Leia a nota do PSTU sobre a marcha e os confrontos no Congresso Nacional

O PSTU vem a público esclarecer os fatos ocorridos durante a marcha dos servidores que ocorreu na quarta-feira, 6 de agosto.

A marcha realizada pelos servidores federais contou com mais de 70 mil pessoas que foram a Brasília protestar e lutar contra a reforma de Lula/FMI, cujo objetivo é a privatização da Previdência.

O PSTU esteve e está ao lado da luta dos servidores e participou ativamente da sua construção. A passeata, atos públicos e também a manifestação sobre a rampa – com objetivo de dar um abraço ao mesmo – e subida ao teto do congresso, foram iniciativas orientadas pelo conjunto do movimento e pela coordenação do movimento, que, corretamente, queria denunciar a violência, truculência e falta de democracia com que vêm sido tratados pelo Executivo e pelo Legislativo.
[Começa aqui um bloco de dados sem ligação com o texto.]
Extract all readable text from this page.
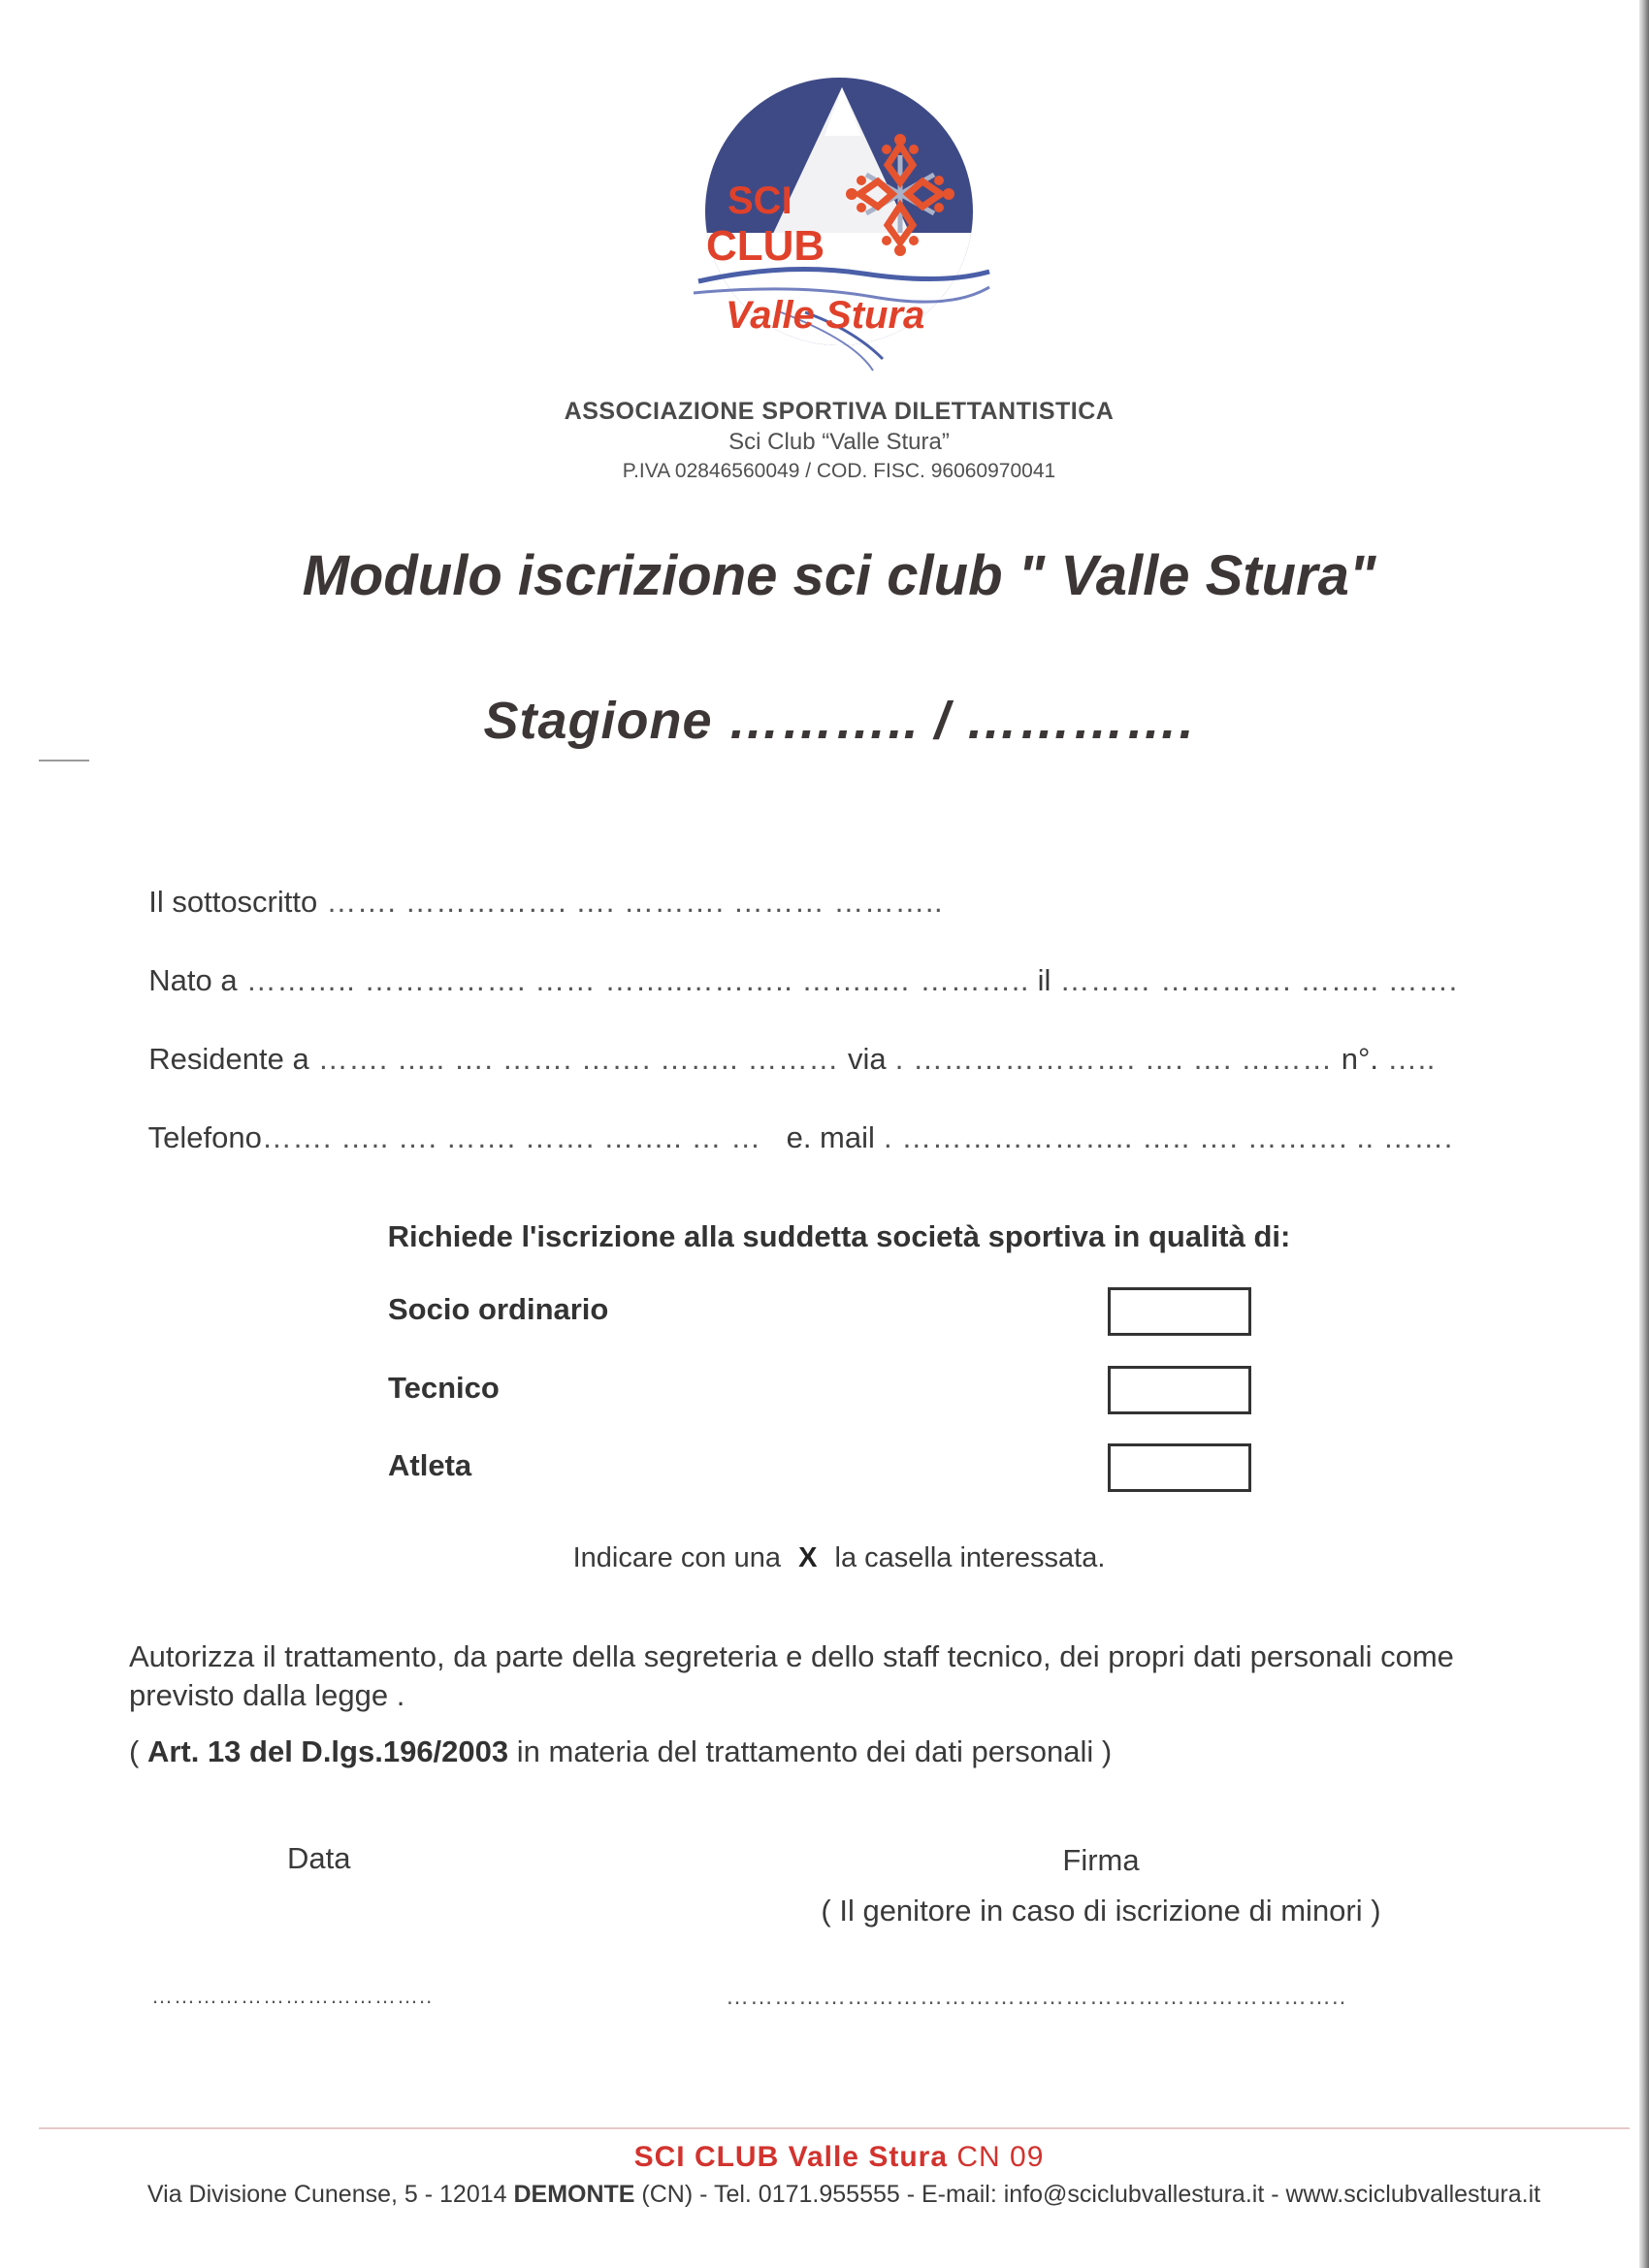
SCI
CLUB
Valle Stura
ASSOCIAZIONE SPORTIVA DILETTANTISTICA
Sci Club “Valle Stura”
P.IVA 02846560049 / COD. FISC. 96060970041
Modulo iscrizione sci club " Valle Stura"
Stagione ……….. / ………….

Il sottoscritto ……. ……………. …. ………. ……… ………..

Nato a ……….. ……………. …… ……..……….. ……..… ……….. il ……… …………. …….. …….

Residente a ……. ….. …. ……. ……. …….. ……… via . …………………. …. …. ……… n°. …..

Telefono……. ….. …. ……. ……. …….. … … e. mail . ………………….. ….. …. ………. .. …….

Richiede l'iscrizione alla suddetta società sportiva in qualità di:
Socio ordinario
Tecnico
Atleta
Indicare con una X la casella interessata.
Autorizza il trattamento, da parte della segreteria e dello staff tecnico, dei propri dati personali come previsto dalla legge .
( Art. 13 del D.lgs.196/2003 in materia del trattamento dei dati personali )
Data	Firma
( Il genitore in caso di iscrizione di minori )
………………………………..	…………………………………………………………………..
SCI CLUB Valle Stura CN 09
Via Divisione Cunense, 5 - 12014 DEMONTE (CN) - Tel. 0171.955555 - E-mail: info@sciclubvallestura.it - www.sciclubvallestura.it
Pois dizem que o Congresso é a casa do povo, porém, quando se trata de mobilizações populares e dos trabalhadores, esses são esperados com grades, polícia, bombas, espancamentos.

O PSTU participou dessas atividades do movimento e continuará participando de toda ação que este defina.

Alguns jornais, entretanto, atribuíram ao PSTU a iniciativa de quebrar as vidraças do Congresso. O PSTU não tomou e não participou desta iniciativa, pois o comando e o movimento não orientaram a quebrar nada. E o PSTU não tem como prática e concepção realizar ações isoladas do movimento e da maioria dos trabalhadores.

Alguns manifestantes tomaram essa atitude isolada. Nós não participamos dela, pois não era orientação do movimento. Porém, compreendemos a atitude desses manifestantes, produto da profunda indignação e sentimento de traição ao ver um governo do PT aplicar medidas do FMI que aumentam o desemprego, a miséria e a fome no país. E não aceitamos que o governo, o presidente da Câmara e a mídia joguem a responsabilidade pela violência neles.

A responsabilidade por toda a violência é do governo, do Congresso e da polícia.

Pois, violento e antidemocrático foi o impedimento de acesso ao Congresso durante a votação da “reforma”, quando nem mesmo aceitaram habeas corpus apresentados pelos servidores; violência e arbitrariedade foi o bloqueio de ônibus nas estradas pela PF, a mando do governo; violência e atentado à democracia foi a ocupação do Congresso pela PM na semana que passou; violência foi a emboscada armada contra a senadora Heloísa Helena e lideranças do funcionalismo no prédio do INSS, em Brasília na última sexta-feira.

Violência é cercar de grades e de Polícia o Congresso e não permitir o ingresso dos servidores nele.

Reiteramos o nosso apoio a greve dos servidores, e às manifestações que ainda virão no decorrer desta campanha contra a PEC 40.